How I Was Stolen by the Germans
Interview with Svetozar Cvetkovic. -  adapted and translated from Serbian by this website.

Svetozar Cvetkovic and director Milos (Misa) Radivojevic have recently finished shooting another film together in which Svetozar is both actor and producer.

The Film, How I was Stolen by the Germans will be shown in late spring at various film festivals.

What distinguishes this new film 'How I was stolen by the Germans “from the earlier films that you have made with Misa?

This film took a very long time to prepare.  It is the view of Misa’s childhood, an autobiographical film, which is rare in cinema.  There are many autobiographical novels and stories, but rarely is it that the director dares to enter into his roots by making an autobiographical film, and then builds and elaborates on it.  Misa devised the idea more than fifteen years ago. He was helped by co-writers Vladislav Vojinovic and Svetozar Vlajkovic and thanks to them, the script for this film came together four years ago.



Did you find many difficulties in the production of this work?

The financial side was a challenge, as was the artistic side.

This is Misa Radivojevic's, sixteenth feature film with Purisa Djordjevic. None of these films have earnt a huge amount of money, but they were all award-winning films.

So you should pay attention to the personal, romantic, emotional and humorous story that carries this film, which takes place between 1941  and 1944 in the province, and sets a question mark in front of our occupying German soldiers, members of the Third Reich.


How is the German officer shown in this film?

In this film the German is a chief officer, in a small town in the Serbian province, who accepts a three-year boy as his son and behaves towards him as his natural father.

It is a story about the childhood of Misa Radivojevic, from which he continues to build a story through time up to the beginning of the nineties, when the boy, now in his fiftieth year finds happiness with a girl who was orphaned from the war of the nineties ...


Who plays the German officer in the film?

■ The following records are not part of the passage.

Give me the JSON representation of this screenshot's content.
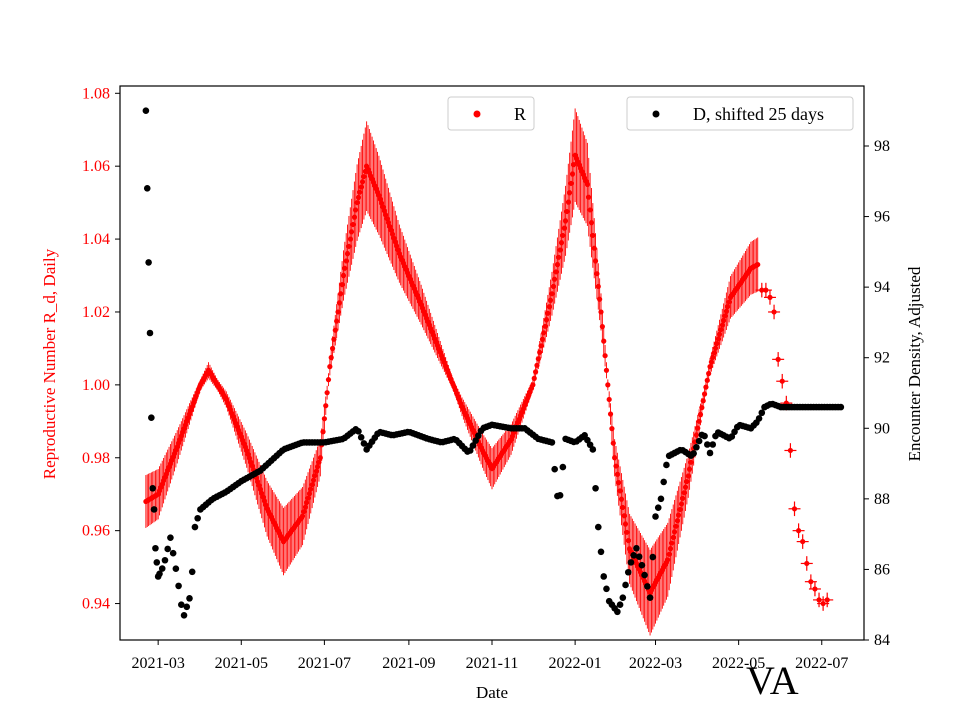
{
  "chart_data": {
    "type": "scatter",
    "state_label": "VA",
    "xlabel": "Date",
    "ylabel_left": "Reproductive Number R_d, Daily",
    "ylabel_right": "Encounter Density, Adjusted",
    "x_date_range": [
      "2021-02-01",
      "2022-08-01"
    ],
    "ylim_left": [
      0.93,
      1.082
    ],
    "ylim_right": [
      84,
      99.7
    ],
    "x_ticks": [
      "2021-03",
      "2021-05",
      "2021-07",
      "2021-09",
      "2021-11",
      "2022-01",
      "2022-03",
      "2022-05",
      "2022-07"
    ],
    "y_ticks_left": [
      "0.94",
      "0.96",
      "0.98",
      "1.00",
      "1.02",
      "1.04",
      "1.06",
      "1.08"
    ],
    "y_ticks_right": [
      "84",
      "86",
      "88",
      "90",
      "92",
      "94",
      "96",
      "98"
    ],
    "colors": {
      "R": "#ff0000",
      "D": "#000000",
      "left_axis": "#ff0000"
    },
    "series": [
      {
        "name": "R",
        "legend_label": "R",
        "axis": "left",
        "error_bars": "vertical, widening near peaks (up to about ±0.012)",
        "points": [
          [
            "2021-02-20",
            0.968
          ],
          [
            "2021-03-01",
            0.97
          ],
          [
            "2021-03-15",
            0.983
          ],
          [
            "2021-04-01",
            1.0
          ],
          [
            "2021-04-07",
            1.004
          ],
          [
            "2021-04-20",
            0.996
          ],
          [
            "2021-05-05",
            0.982
          ],
          [
            "2021-05-20",
            0.966
          ],
          [
            "2021-06-01",
            0.957
          ],
          [
            "2021-06-15",
            0.964
          ],
          [
            "2021-06-28",
            0.98
          ],
          [
            "2021-07-05",
            1.005
          ],
          [
            "2021-07-15",
            1.03
          ],
          [
            "2021-07-25",
            1.05
          ],
          [
            "2021-08-01",
            1.06
          ],
          [
            "2021-08-10",
            1.052
          ],
          [
            "2021-08-25",
            1.036
          ],
          [
            "2021-09-10",
            1.022
          ],
          [
            "2021-09-25",
            1.008
          ],
          [
            "2021-10-10",
            0.994
          ],
          [
            "2021-10-25",
            0.982
          ],
          [
            "2021-11-01",
            0.977
          ],
          [
            "2021-11-15",
            0.985
          ],
          [
            "2021-12-01",
            1.0
          ],
          [
            "2021-12-15",
            1.025
          ],
          [
            "2021-12-25",
            1.045
          ],
          [
            "2022-01-01",
            1.063
          ],
          [
            "2022-01-10",
            1.055
          ],
          [
            "2022-01-20",
            1.02
          ],
          [
            "2022-01-30",
            0.98
          ],
          [
            "2022-02-10",
            0.955
          ],
          [
            "2022-02-25",
            0.943
          ],
          [
            "2022-03-10",
            0.952
          ],
          [
            "2022-03-25",
            0.975
          ],
          [
            "2022-04-10",
            1.005
          ],
          [
            "2022-04-25",
            1.024
          ],
          [
            "2022-05-10",
            1.032
          ],
          [
            "2022-05-15",
            1.033
          ]
        ],
        "sparse_points": [
          [
            "2022-05-18",
            1.026
          ],
          [
            "2022-05-21",
            1.026
          ],
          [
            "2022-05-24",
            1.024
          ],
          [
            "2022-05-27",
            1.02
          ],
          [
            "2022-05-30",
            1.007
          ],
          [
            "2022-06-02",
            1.001
          ],
          [
            "2022-06-05",
            0.995
          ],
          [
            "2022-06-08",
            0.982
          ],
          [
            "2022-06-11",
            0.966
          ],
          [
            "2022-06-14",
            0.96
          ],
          [
            "2022-06-17",
            0.957
          ],
          [
            "2022-06-20",
            0.951
          ],
          [
            "2022-06-23",
            0.946
          ],
          [
            "2022-06-26",
            0.944
          ],
          [
            "2022-06-29",
            0.941
          ],
          [
            "2022-07-02",
            0.94
          ],
          [
            "2022-07-05",
            0.941
          ]
        ]
      },
      {
        "name": "D",
        "legend_label": "D, shifted 25 days",
        "axis": "right",
        "points": [
          [
            "2021-02-20",
            99.0
          ],
          [
            "2021-02-21",
            96.8
          ],
          [
            "2021-02-22",
            94.7
          ],
          [
            "2021-02-23",
            92.7
          ],
          [
            "2021-02-24",
            90.3
          ],
          [
            "2021-02-25",
            88.3
          ],
          [
            "2021-02-26",
            87.7
          ],
          [
            "2021-02-27",
            86.6
          ],
          [
            "2021-03-01",
            85.8
          ],
          [
            "2021-03-05",
            86.1
          ],
          [
            "2021-03-10",
            86.9
          ],
          [
            "2021-03-15",
            85.8
          ],
          [
            "2021-03-18",
            85.0
          ],
          [
            "2021-03-20",
            84.7
          ],
          [
            "2021-03-25",
            85.3
          ],
          [
            "2021-03-28",
            87.2
          ],
          [
            "2021-04-01",
            87.7
          ],
          [
            "2021-04-10",
            88.0
          ],
          [
            "2021-04-20",
            88.2
          ],
          [
            "2021-05-01",
            88.5
          ],
          [
            "2021-05-15",
            88.8
          ],
          [
            "2021-06-01",
            89.4
          ],
          [
            "2021-06-15",
            89.6
          ],
          [
            "2021-07-01",
            89.6
          ],
          [
            "2021-07-15",
            89.7
          ],
          [
            "2021-07-25",
            90.0
          ],
          [
            "2021-08-01",
            89.4
          ],
          [
            "2021-08-10",
            89.9
          ],
          [
            "2021-08-20",
            89.8
          ],
          [
            "2021-09-01",
            89.9
          ],
          [
            "2021-09-15",
            89.7
          ],
          [
            "2021-09-25",
            89.6
          ],
          [
            "2021-10-05",
            89.7
          ],
          [
            "2021-10-15",
            89.3
          ],
          [
            "2021-10-25",
            90.0
          ],
          [
            "2021-11-01",
            90.1
          ],
          [
            "2021-11-15",
            90.0
          ],
          [
            "2021-11-25",
            90.0
          ],
          [
            "2021-12-05",
            89.7
          ],
          [
            "2021-12-15",
            89.6
          ],
          [
            "2021-12-20",
            87.7
          ],
          [
            "2021-12-25",
            89.7
          ],
          [
            "2022-01-01",
            89.6
          ],
          [
            "2022-01-08",
            89.8
          ],
          [
            "2022-01-14",
            89.4
          ],
          [
            "2022-01-18",
            87.2
          ],
          [
            "2022-01-22",
            85.8
          ],
          [
            "2022-01-26",
            85.1
          ],
          [
            "2022-02-01",
            84.8
          ],
          [
            "2022-02-05",
            85.2
          ],
          [
            "2022-02-10",
            86.1
          ],
          [
            "2022-02-15",
            86.6
          ],
          [
            "2022-02-20",
            86.0
          ],
          [
            "2022-02-25",
            85.2
          ],
          [
            "2022-03-01",
            87.5
          ],
          [
            "2022-03-05",
            88.0
          ],
          [
            "2022-03-10",
            89.2
          ],
          [
            "2022-03-20",
            89.4
          ],
          [
            "2022-03-28",
            89.2
          ],
          [
            "2022-04-05",
            89.9
          ],
          [
            "2022-04-10",
            89.3
          ],
          [
            "2022-04-15",
            89.9
          ],
          [
            "2022-04-25",
            89.7
          ],
          [
            "2022-05-01",
            90.1
          ],
          [
            "2022-05-10",
            90.0
          ],
          [
            "2022-05-15",
            90.2
          ],
          [
            "2022-05-20",
            90.6
          ],
          [
            "2022-05-25",
            90.7
          ],
          [
            "2022-06-01",
            90.6
          ],
          [
            "2022-06-15",
            90.6
          ],
          [
            "2022-07-01",
            90.6
          ],
          [
            "2022-07-15",
            90.6
          ]
        ]
      }
    ]
  }
}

The German officer is played by Scottish actor Douglas Henshall.  I came into contact with him in England, and he agreed to something called the local conditions.  He is excellent at speaking German in the film and spoke both German and English with a German accent.  I have to say that the German actors would not agree to play the role unless they had favourable conditions, and Douglas told us that this is the best role that he has ever been offered and would not place any special conditions.  The only thing he wanted to do was to spend 15 days in Berlin before shooting the film.  There he spoke with German colleagues and was able to come well prepared for the three-week shooting in Valjevo.

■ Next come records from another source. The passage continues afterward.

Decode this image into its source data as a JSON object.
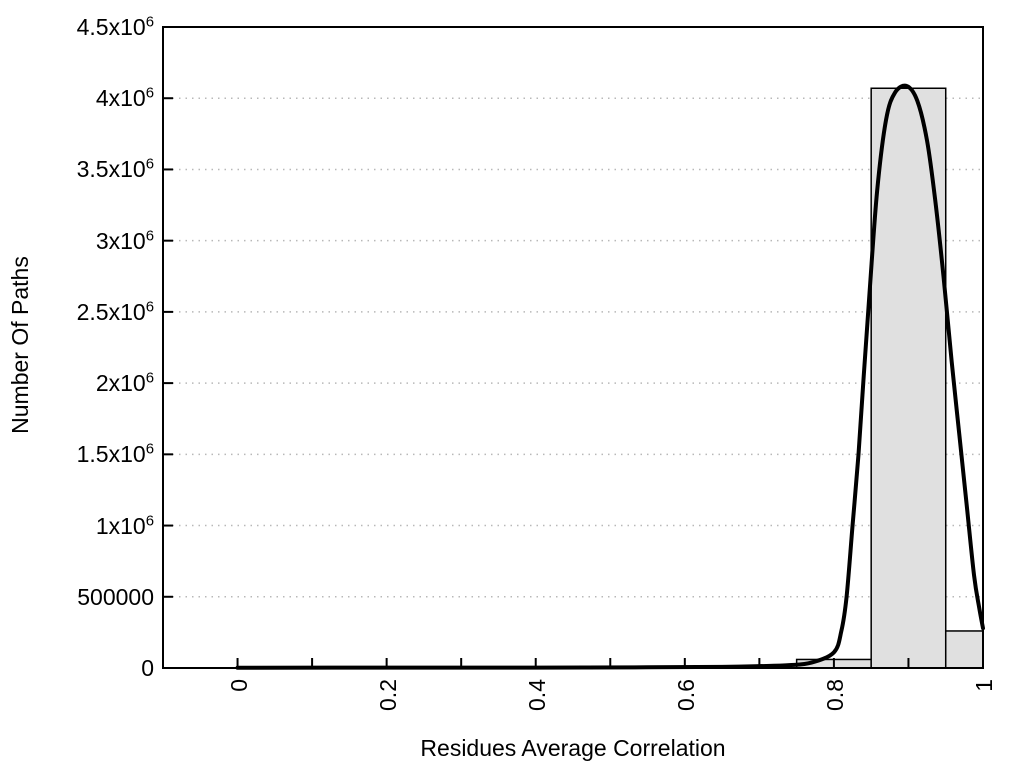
{
  "chart_data": {
    "type": "bar",
    "subtype": "histogram-with-fit-curve",
    "title": "",
    "xlabel": "Residues Average Correlation",
    "ylabel": "Number Of Paths",
    "xlim": [
      -0.1,
      1.0
    ],
    "ylim": [
      0,
      4500000
    ],
    "background_color": "#ffffff",
    "axes_color": "#000000",
    "grid": {
      "horizontal": true,
      "vertical": false,
      "style": "dotted",
      "color": "#b8b8b8"
    },
    "legend": "none",
    "yticks": [
      {
        "value": 0,
        "label": "0"
      },
      {
        "value": 500000,
        "label": "500000"
      },
      {
        "value": 1000000,
        "label": "1x10^6"
      },
      {
        "value": 1500000,
        "label": "1.5x10^6"
      },
      {
        "value": 2000000,
        "label": "2x10^6"
      },
      {
        "value": 2500000,
        "label": "2.5x10^6"
      },
      {
        "value": 3000000,
        "label": "3x10^6"
      },
      {
        "value": 3500000,
        "label": "3.5x10^6"
      },
      {
        "value": 4000000,
        "label": "4x10^6"
      },
      {
        "value": 4500000,
        "label": "4.5x10^6"
      }
    ],
    "xticks_major": [
      {
        "value": 0.0,
        "label": "0"
      },
      {
        "value": 0.2,
        "label": "0.2"
      },
      {
        "value": 0.4,
        "label": "0.4"
      },
      {
        "value": 0.6,
        "label": "0.6"
      },
      {
        "value": 0.8,
        "label": "0.8"
      },
      {
        "value": 1.0,
        "label": "1"
      }
    ],
    "xticks_minor": [
      0,
      0.1,
      0.2,
      0.3,
      0.4,
      0.5,
      0.6,
      0.7,
      0.8,
      0.9,
      1.0
    ],
    "bars": {
      "fill_color": "#e0e0e0",
      "stroke_color": "#000000",
      "bins": [
        {
          "x_start": 0.75,
          "x_end": 0.85,
          "value": 60000
        },
        {
          "x_start": 0.85,
          "x_end": 0.95,
          "value": 4070000
        },
        {
          "x_start": 0.95,
          "x_end": 1.0,
          "value": 260000
        }
      ]
    },
    "fit_curve": {
      "color": "#000000",
      "points": [
        [
          0.0,
          2000
        ],
        [
          0.2,
          2500
        ],
        [
          0.4,
          3000
        ],
        [
          0.55,
          5000
        ],
        [
          0.65,
          8000
        ],
        [
          0.7,
          13000
        ],
        [
          0.74,
          20000
        ],
        [
          0.77,
          38000
        ],
        [
          0.8,
          110000
        ],
        [
          0.81,
          260000
        ],
        [
          0.817,
          500000
        ],
        [
          0.825,
          1000000
        ],
        [
          0.833,
          1500000
        ],
        [
          0.84,
          2050000
        ],
        [
          0.848,
          2650000
        ],
        [
          0.858,
          3350000
        ],
        [
          0.87,
          3850000
        ],
        [
          0.882,
          4040000
        ],
        [
          0.898,
          4085000
        ],
        [
          0.912,
          3980000
        ],
        [
          0.925,
          3700000
        ],
        [
          0.936,
          3280000
        ],
        [
          0.947,
          2750000
        ],
        [
          0.958,
          2150000
        ],
        [
          0.968,
          1650000
        ],
        [
          0.978,
          1150000
        ],
        [
          0.988,
          650000
        ],
        [
          0.995,
          420000
        ],
        [
          1.0,
          280000
        ]
      ]
    }
  }
}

How would you describe the character you play in the film?

In a way, I am a reflection of the author, and because I am playing Misa in the film, it is always more than just the interpretation of a character.  I play the boy after 1943  facing the fate of a country that is falling apart, through the attempt to take a young girl from his house to an orphanage.


Do you meet up with your wife in a film sequence, and how did you choose the cast?

Jelena (Djokic) was filmed entirely in the second part of the film, which is set in the forties, and I recorded the film set in the Nineties, so we have not met directly in the frame except in one isolated variation of a scene which Misa wanted to achieve.

As for the rest of the cast, Misa and I chose them together.  We also have Dara Dzokic, Miki Krstovic, Nenad Ciric, peg, Nesa Milovanovic, Nada Sargin ...


When will the movie come out of post-production?

A team of sixty people are doing most of the work, and what we are hoping for, what we are doing currently, is to have the film ready by the end of spring, because then we can show it at the public festival. Wherever we appeared during filming, everyone was fascinated by the story of the relationship between an occupying army officer and the boy from the country that was occupied.



How did you become a favourite actor of Milos Radivojevic?

We met when we were working on the film Ni na nebu ni na zemlji (Not In Heaven or on earth) in 1993, a film that saw incredible commercial success in those worst years of destitution.

Today we have become not only friends, but also very creative friends.   It was similar when we worked together on other films, Budenje iz Mrtvih“(Awakening from the Dead )and “Odbaceni "(Reject ), which I also produced and played in.